Ground Rules 2, 3, and 4: All the selected pieces here are previously uncollected, at least in my own books, and are arranged in (loose) chronological order, giving them an autobiographical aspect shared by my first book (Moving Places: A Life at the Movies, 1980 & 1995) as well as one of my recent ones (Cinematic Encounters: Interviews and Dialogues, 2019). Like those two books, and all my others, it allows for several different voices apart from mine, but in this case — as in Placing Movies, Greed, Movies as Politics, Essential Cinema, Movie Wars, and Goodbye Cinema, Hello Cinephilia –the voices don’t belong to others except incidentally.

“In dreams begin responsibilities,” however, is a line I’ve cribbed from William Butler Yeats, and Delmore Schwartz cribbed it long before me for the title of a memorable story recounting the dream of a 21-year-old male in which he goes to the movies. I’ve clung to this statement for many years as a kind of motto, and it figures in a couple of the texts collected here.
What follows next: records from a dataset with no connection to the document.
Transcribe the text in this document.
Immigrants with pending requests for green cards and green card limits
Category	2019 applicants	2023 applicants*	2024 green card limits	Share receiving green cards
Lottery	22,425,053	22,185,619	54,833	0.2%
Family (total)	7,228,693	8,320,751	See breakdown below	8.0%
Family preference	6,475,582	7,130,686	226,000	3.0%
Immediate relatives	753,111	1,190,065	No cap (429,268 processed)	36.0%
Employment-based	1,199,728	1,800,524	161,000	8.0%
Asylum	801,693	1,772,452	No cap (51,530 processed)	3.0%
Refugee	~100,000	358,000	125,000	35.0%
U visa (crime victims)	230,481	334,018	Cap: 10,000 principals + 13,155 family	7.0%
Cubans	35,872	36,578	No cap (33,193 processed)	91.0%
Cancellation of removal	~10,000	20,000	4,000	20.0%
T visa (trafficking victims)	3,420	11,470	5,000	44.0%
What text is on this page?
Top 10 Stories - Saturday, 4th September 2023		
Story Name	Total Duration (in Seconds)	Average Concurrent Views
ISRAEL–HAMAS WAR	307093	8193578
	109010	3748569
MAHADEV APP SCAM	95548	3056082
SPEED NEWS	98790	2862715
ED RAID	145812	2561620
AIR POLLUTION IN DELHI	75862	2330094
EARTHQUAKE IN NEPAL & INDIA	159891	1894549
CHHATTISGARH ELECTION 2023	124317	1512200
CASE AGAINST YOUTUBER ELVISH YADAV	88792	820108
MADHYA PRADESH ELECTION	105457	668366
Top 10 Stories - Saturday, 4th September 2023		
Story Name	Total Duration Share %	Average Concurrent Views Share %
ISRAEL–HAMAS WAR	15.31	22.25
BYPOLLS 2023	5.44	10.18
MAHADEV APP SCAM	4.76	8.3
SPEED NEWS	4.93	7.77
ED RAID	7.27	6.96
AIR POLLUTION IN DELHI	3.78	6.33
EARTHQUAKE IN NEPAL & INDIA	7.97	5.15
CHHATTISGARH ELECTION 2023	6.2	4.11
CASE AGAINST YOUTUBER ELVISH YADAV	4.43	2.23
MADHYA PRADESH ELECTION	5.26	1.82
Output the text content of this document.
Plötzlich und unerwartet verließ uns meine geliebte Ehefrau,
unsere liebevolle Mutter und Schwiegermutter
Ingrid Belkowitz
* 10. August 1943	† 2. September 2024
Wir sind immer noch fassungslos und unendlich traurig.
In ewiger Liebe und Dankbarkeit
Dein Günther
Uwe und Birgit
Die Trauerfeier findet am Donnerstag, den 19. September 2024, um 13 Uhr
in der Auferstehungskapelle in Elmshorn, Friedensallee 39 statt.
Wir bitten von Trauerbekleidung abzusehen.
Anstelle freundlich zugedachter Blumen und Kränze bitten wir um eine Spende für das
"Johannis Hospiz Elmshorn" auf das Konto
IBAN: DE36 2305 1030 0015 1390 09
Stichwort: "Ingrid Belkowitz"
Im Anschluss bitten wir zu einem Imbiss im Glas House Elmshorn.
I regard movies as literature by another means, and in different ways, movies and music — and music and literature — can also be regarded as alternate versions of one another. “There’s much more story in a piece of music by John Coltrane or Patti Smith than in most films now,” Godard once said to me, interrelating all three arts in a 1980 interview where he also expressed my own intentions as a critic when he remarked, “I like to think of myself as an airplane, not an airport.”

My own airplane (not my airport) is a web site archiving most of my writing — jonathanrosenbaum.net, set up in 2008 — which attracts between 750 to 1200 visitors per day from over 120 countries. I find this audience to be far more focused (and interactive, partly via social media) than my much larger audience in Chicago was during my two decades of reviewing films at the Reader. My fifth and final ground rule: This book is warmly dedicated to that audience.